In cash accounting, income is credited when received and expenses debited when spent. Under the accrual method, income is recorded when a sale occurs or a service is rendered, regardless of when payment is received. Expenses are recorded when goods or services are received, even though they may not be paid for until later.

The auditors noted "several past-due accounts" being managed by the airport staff and "the restaurant concessions were almost a full year past due at the time of our audit fieldwork," which was completed in the second half of 2004. They recommended switching all accounting to the accrual method and requiring monthly sales reports from the restaurant.

The City Council dealt with that matter promptly Tuesday, amending the lease with Elvis Lamarr, owner of Elvis's Bar and Grill in the airport terminal.

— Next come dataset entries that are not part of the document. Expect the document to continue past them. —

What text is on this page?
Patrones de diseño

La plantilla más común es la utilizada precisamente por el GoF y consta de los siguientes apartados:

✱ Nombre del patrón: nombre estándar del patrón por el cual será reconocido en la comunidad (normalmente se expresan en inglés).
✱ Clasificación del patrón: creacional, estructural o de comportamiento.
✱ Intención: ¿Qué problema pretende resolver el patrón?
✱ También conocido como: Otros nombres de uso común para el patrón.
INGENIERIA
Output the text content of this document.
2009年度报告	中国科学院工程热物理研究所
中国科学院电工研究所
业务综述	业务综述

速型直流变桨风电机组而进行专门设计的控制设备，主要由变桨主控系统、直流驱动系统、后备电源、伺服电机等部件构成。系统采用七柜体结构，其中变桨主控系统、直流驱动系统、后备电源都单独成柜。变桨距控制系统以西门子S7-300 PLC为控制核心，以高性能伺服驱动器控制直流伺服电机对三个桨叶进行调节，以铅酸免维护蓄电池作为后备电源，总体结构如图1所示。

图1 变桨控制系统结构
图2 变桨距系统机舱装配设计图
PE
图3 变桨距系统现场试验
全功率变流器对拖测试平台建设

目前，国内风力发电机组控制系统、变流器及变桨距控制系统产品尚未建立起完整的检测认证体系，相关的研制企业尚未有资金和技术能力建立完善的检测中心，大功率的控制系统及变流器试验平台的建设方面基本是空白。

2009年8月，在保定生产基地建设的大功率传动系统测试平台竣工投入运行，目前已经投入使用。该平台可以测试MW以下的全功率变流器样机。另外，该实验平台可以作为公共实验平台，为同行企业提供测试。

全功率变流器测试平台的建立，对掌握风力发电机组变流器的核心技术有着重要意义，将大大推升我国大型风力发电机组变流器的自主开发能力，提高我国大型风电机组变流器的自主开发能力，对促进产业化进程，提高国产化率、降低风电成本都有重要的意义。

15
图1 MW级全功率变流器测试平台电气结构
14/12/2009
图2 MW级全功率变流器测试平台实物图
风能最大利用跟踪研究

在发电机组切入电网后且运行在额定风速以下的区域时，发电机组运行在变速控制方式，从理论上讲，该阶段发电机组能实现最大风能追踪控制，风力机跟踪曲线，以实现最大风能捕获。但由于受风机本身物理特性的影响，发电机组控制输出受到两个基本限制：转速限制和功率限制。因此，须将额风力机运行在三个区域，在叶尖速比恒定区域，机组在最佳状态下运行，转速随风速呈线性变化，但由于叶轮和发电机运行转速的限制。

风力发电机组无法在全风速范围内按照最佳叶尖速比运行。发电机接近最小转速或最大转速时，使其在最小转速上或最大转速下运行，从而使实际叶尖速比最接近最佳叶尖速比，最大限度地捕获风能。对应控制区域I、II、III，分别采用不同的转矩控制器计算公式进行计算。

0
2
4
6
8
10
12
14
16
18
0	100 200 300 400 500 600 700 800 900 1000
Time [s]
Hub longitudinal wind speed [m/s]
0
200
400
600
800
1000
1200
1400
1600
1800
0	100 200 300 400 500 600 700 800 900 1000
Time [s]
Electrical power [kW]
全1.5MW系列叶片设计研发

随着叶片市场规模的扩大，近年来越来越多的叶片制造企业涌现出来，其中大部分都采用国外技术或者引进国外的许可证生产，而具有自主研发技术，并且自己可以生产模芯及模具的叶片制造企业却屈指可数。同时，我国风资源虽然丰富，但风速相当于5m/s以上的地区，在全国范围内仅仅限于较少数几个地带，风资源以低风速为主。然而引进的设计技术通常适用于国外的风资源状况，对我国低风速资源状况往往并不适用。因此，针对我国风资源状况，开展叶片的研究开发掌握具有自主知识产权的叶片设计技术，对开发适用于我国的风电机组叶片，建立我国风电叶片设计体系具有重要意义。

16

The new agreement requires $600 per month, about the average for the past two years, plus annual gross income reports. The previous agreement required $450 per month plus 5 percent of gross sales.

At the cemetery, the auditors found "several practices, which could allow sales to not be recorded or deposited on a timely basis, or at all." In addition to developing written policies and procedures, they recommended a formal basis for recording and tracking sales, receipts and receivables.

The third "opportunity" the auditors noted was for the finance department to review all loan drawdowns before incurring new debt. During the past year, they said, loan proceeds and costs related to the Keystone expansion project were not fully recorded because the finance director had not seen the documentation and was unaware of the proceeds.